Ada specializes in that kind of moment. After making a series of beloved singles for Areal, a sultry, bumptious microhouse label in Cologne, Germany, Ada has revealed herself as a producer with an ear for details and dovetails. Her tracks take sharp turns where others cruise along unbothered: After a robot rasps a call to "wet your lips" in the album-opening "Eve," the track dives into a delicate, complex fugue of would-be guitars and harpsichords. "Cool My Fire (I'm Burning)" circles around a simmering microhouse core, with repeated murmurings of the word "desire" gummed atop beats that sound like fireworks set off in a powder room.

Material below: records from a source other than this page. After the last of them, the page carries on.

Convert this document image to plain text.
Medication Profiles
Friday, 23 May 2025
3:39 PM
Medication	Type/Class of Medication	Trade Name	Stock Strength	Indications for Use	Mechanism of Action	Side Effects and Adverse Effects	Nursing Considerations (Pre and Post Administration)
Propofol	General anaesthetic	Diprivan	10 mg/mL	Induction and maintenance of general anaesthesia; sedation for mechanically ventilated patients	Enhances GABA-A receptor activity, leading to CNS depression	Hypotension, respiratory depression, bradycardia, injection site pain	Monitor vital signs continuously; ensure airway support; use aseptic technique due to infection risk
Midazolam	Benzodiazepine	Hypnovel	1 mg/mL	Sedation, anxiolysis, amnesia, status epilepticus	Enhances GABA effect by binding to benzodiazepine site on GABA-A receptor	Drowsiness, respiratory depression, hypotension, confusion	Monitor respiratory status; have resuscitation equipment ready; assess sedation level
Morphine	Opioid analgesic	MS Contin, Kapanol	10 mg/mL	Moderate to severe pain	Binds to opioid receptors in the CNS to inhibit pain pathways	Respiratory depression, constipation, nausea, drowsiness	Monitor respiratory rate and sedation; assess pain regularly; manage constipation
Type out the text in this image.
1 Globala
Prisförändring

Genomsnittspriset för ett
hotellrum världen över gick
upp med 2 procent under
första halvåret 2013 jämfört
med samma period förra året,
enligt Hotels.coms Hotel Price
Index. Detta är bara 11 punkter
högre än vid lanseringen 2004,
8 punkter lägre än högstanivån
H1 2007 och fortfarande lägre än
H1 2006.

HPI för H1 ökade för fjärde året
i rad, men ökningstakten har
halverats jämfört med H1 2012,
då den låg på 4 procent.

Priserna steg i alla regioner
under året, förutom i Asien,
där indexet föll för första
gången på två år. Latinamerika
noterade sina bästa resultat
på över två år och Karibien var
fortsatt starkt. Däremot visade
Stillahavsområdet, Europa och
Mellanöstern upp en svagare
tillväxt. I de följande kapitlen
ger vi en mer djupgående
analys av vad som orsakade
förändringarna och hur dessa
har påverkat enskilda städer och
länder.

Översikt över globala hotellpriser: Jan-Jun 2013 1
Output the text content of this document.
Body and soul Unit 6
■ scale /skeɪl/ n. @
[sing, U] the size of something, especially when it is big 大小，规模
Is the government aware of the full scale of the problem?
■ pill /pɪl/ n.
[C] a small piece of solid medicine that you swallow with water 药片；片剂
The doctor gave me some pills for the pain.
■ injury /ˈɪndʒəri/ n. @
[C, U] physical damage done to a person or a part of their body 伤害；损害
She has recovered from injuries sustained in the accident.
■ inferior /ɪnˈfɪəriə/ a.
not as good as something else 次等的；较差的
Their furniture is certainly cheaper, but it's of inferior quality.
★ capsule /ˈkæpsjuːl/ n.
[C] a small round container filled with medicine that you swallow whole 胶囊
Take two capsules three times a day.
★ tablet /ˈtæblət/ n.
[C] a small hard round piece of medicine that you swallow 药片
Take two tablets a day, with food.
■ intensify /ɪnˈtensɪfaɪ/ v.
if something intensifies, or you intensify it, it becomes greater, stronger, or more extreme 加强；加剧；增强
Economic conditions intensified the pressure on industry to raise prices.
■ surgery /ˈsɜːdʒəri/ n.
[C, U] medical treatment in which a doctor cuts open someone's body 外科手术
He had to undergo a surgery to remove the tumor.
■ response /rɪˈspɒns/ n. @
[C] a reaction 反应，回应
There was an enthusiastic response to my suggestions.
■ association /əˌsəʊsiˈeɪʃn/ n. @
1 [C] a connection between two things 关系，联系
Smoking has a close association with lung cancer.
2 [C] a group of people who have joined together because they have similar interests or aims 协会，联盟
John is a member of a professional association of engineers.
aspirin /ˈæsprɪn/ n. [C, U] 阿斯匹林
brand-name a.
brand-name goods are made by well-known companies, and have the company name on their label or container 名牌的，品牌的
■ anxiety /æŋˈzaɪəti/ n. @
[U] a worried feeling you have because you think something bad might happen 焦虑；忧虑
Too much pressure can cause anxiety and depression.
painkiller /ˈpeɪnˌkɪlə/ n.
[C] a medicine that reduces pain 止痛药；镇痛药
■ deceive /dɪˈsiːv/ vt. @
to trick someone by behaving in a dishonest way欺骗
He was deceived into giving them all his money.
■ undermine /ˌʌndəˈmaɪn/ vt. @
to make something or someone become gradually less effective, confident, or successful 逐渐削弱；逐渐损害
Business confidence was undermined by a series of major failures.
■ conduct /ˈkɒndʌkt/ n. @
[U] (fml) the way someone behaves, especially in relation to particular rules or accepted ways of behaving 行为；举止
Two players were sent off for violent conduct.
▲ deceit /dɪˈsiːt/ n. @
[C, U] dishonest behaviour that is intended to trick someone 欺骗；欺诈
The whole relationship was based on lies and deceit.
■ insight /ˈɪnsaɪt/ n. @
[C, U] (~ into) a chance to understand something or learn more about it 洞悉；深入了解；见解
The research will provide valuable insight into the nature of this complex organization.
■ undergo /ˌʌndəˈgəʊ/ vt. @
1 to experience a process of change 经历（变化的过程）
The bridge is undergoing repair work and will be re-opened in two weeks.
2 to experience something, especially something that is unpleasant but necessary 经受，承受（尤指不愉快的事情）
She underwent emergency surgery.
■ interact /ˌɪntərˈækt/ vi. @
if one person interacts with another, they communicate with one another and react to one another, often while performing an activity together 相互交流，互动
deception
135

Blondie trades in many such moments of privatized rapture. Owing both to Ada's meticulous sound-design and the ways her tracks avoid loopy patterns, the album's biggest dance tracks scale down to stamp personal moments when desire stings and kisses seal the deal. It's a kind of warmth not entirely foreign to Ada's Germanic milieu, but she has a way of making the whole of emotive techno her own to dream up and rub down.